How long have you been a volunteer?
A rewarding 3 months! 

What made you want to volunteer with us and how did you get involved?
I’d reached a point where I wanted to explore the wider industry, meet new people and discover new perspectives. I found a passion for professional development and for the industry as a whole, so I set up my blog, ‘make this viral’, began networking and doing my CPD. I actually signed up to the CIPR Progress scheme and it was my mentor who suggested I look into volunteering.  

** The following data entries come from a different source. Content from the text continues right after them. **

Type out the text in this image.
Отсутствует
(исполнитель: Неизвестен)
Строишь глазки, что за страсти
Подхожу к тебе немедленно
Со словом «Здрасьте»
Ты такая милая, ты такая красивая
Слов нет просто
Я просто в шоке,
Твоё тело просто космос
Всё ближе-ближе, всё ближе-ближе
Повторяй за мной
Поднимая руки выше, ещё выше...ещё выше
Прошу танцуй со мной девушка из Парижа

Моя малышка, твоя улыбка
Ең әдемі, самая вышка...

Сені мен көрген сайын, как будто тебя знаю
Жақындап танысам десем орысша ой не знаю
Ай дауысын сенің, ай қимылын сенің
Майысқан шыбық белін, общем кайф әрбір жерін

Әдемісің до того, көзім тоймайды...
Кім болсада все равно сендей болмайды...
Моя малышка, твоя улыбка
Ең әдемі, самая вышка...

What kind of work do you do on the committee?
I volunteer for both the CIPR North West and the CIPR Local Public Services committees and though I’m still quite new, I’ve realised that involvement is pretty much whatever you want it to be! Over the last few months I’ve encouraged members to share quotes and videos on social media to celebrate International Women’s Day, sourced speakers for lunch time webinars and most recently, I volunteered to be the North West committee’s PRide awards coordinator, which involves me working directly with HQ to arrange a regional event in recognition of practitioners in the area. 

What’s the best thing about volunteering?
It’s such an achievement to be part of a community that supports professional growth, improves practice and encourages people to position themselves as leaders. 

Why is volunteering important?
Volunteering improves practical skills but it’s also great for relationship building and expanding your network. Giving back to an industry I’m passionate about makes me feel excited and inspired again!  

What would you say to another member thinking of volunteering?
Don’t underestimate the commitment but don’t be put off by it either. Without CIPR volunteers, many of the events, workshops and training sessions you benefit from couldn’t take place. It’s like a mini community – everyone I’ve come across has been really friendly and supportive.